L'histoire de ma vie

La cascade multicolore et le fruit magique
Le bruit d'une cascade m'attire, je suis assoiffé et voudrais me fondre tout entier sous une eau glacée. Alors je grimpe une falaise et avance à tâtons dans le noir, essayant de me frayer un chemin à travers les roches pentues. Déjà essoufflé, je fais une pause et contemple le firmament constellé de joyaux blancs étincelants comme des diamants. Les nuages aux larges arabesques grises et bleues se dissipent et laissent émerger la lune ; une lune rousse, victorieuse et rayonnante dans son écrin cuivré. Tout est si calme, si serein.
Dans cette nature silencieuse, bercée par le flux continu de l'eau, je fais la paix avec moi-même et laisse mes tourments au pied de la falaise. Par la seule force des bras, me voilà hissé sur le dernier pic rocheux, guidé par un bruit torrentiel me signifiant que je touche au but. La récompense est au-delà de mes espérances. Sous le ciel aux milliers d'étoiles, une superbe cascade multicolore et fluorescente se déverse dans un bassin large et bien rond, resplendissant avec l'éclat de joyaux caressés par les rayons ardents. Le spectacle est grandiose, fascinant. Époustouflé par ce phénomène surnaturel, je m’assois au bord du torrent et y glisse ma main, tentant d'en percer les mystères.
Pourtant, je ne sens aucune algue, rien qui explique cette teinte ni ce chatoiement extraordinaire. A force de baigner mon regard dans ces eaux prodigieuses, mes yeux commencent à fatiguer et je me tourne vers l'herbe fraîche qui tapisse le sol, imbibée des affres du ciel la couvrant de minuscules gouttelettes. C'est alors que je découvre une curieuse plante au tronc en forme de petit personnage trapu avec des fruits pendus dans les feuilles qui ressemblent à de longs cheveux verts. Je me sens comme hypnotisé par cette étrange plante et j'ai l'impression qu'elle m'appelle en me murmurant sur un ton strident :
« Mange mes fruits ! Mange mes fruits ! »
Sa voix lancinante ne cesse de résonner dans ma tête et je me laisserais bien tenter. C'est vrai que ces baies sont belles, lisses et bien rondes, d'une agréable teinte diaphane et saumonée ; elles semblent gorgées d'un liquide sucré. Depuis que je suis parti je n'ai rien mangé et la faim commence vraiment à me tenailler alors j'arrache à la chevelure verdoyante l'un de ses joyaux, croque dedans et me sens soudain envahi d'un plaisir immense.
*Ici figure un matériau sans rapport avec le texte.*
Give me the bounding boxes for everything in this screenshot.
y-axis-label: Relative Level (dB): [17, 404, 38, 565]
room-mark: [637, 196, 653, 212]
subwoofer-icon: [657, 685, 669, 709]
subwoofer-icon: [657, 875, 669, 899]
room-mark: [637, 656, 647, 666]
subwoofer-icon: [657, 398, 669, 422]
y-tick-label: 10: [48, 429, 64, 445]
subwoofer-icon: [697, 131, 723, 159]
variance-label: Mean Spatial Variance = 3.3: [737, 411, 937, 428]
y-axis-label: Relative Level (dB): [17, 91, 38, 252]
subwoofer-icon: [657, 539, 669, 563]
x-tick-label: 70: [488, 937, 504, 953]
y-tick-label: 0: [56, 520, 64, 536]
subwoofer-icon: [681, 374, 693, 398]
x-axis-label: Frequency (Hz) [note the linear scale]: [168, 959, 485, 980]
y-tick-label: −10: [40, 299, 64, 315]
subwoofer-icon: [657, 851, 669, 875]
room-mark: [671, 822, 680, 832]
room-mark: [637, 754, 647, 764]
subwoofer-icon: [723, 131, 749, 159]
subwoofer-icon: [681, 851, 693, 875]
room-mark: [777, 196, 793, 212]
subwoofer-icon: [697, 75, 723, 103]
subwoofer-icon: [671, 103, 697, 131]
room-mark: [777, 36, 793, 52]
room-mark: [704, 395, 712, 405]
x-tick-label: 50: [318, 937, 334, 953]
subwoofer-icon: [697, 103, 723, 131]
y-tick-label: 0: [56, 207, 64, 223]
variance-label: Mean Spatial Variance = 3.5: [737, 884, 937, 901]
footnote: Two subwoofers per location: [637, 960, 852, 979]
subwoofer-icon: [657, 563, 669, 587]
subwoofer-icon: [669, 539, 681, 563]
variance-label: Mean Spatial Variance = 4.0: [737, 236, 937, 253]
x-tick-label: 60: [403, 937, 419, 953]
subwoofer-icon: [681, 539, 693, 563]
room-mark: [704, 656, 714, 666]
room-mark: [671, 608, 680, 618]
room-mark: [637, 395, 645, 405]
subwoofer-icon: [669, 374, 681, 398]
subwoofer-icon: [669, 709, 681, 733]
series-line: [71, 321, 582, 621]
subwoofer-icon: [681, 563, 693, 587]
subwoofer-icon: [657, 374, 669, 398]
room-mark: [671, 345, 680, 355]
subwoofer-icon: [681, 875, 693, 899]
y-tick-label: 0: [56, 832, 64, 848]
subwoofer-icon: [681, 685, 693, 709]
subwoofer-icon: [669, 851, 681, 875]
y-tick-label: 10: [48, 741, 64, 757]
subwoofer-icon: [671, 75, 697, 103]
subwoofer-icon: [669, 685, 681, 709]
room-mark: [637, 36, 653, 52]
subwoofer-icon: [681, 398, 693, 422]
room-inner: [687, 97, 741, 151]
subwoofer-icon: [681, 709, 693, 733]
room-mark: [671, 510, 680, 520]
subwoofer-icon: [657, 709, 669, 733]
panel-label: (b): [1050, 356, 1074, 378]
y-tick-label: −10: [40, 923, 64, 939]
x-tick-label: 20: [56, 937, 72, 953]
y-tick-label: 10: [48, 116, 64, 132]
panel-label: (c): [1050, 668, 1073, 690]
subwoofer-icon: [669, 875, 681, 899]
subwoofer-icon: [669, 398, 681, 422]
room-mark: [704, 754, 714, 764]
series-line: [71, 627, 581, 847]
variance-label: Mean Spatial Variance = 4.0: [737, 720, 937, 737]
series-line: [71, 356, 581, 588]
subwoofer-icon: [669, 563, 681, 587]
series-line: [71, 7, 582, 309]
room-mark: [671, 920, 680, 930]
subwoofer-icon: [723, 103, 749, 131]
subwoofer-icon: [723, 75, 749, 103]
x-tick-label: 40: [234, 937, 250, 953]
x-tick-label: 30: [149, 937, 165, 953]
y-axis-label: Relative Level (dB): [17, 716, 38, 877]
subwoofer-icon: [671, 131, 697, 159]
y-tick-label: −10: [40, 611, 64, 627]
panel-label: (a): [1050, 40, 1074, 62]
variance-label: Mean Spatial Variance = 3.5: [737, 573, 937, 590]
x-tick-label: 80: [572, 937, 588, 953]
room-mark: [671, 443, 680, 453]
La fraîcheur de son jus se répand sur mes papilles et glisse dans ma gorge comme un fluide au pouvoir régénérant. Je regarde le superbe fruit à la chair tendre et juteuse puis en retire le gros noyau, brillant de mille feux. Émerveillé, je le tourne et le retourne dans tous les sens, c'est une pierre précieuse dont les facettes couleur rubis accrochent la lumière des étoiles avec une intensité inouïe.
J'entends le petit personnage trapu qui ricane et continue à scander toujours plus vivement :
« Mange mes fruits ! ». Alors, j'en saisis un deuxième, savoure avec la même joie sa pulpe tendre et parfumée avant d'en extraire le noyau, plus éclatant encore que le premier ! J'ai un soleil dans ma main, jaune et doré, me forçant presque à fermer les yeux tant l'éblouissement frappe le regard. Je me sens dans un état second, en transe. La fraîcheur de la nuit apaise mon corps brûlant. Fébrile, je croque à pleines dents dans un troisième fruit et en découvre à nouveau le précieux trésor, d'une tonalité incroyable, indescriptible, que jamais yeux d'humain n'ont vus jusqu'alors. Sa lumière enveloppe tout mon être comme si la lune s'était décrochée du ciel... Le temps semble s’être distendu et je ne sais combien d'heures se sont écoulées quand j'éprouve
le souffle chaud et humide d'une bête contre mon front.
Je frotte mes yeux et devine une forme floue dont les contours s'affinent et se précisent à mesure que je reprends mes esprits. Une belle et grande tête de cheval gris me dévisage avec un air circonspect. Je lève les yeux et rencontre le regard à la fois inquiet et suspicieux d'un homme qui monte à cru le superbe animal. Deux grandes plumes de faucon sont plantées dans un gros chignon noir, dressé au sommet de son crâne. Pas un mot ne sort de sa bouche. Nerveusement, sans le quitter du regard, je tâte le sol pour trouver mes joyaux et ne découvre que de gros noyaux marron et tout lisses comme des billes.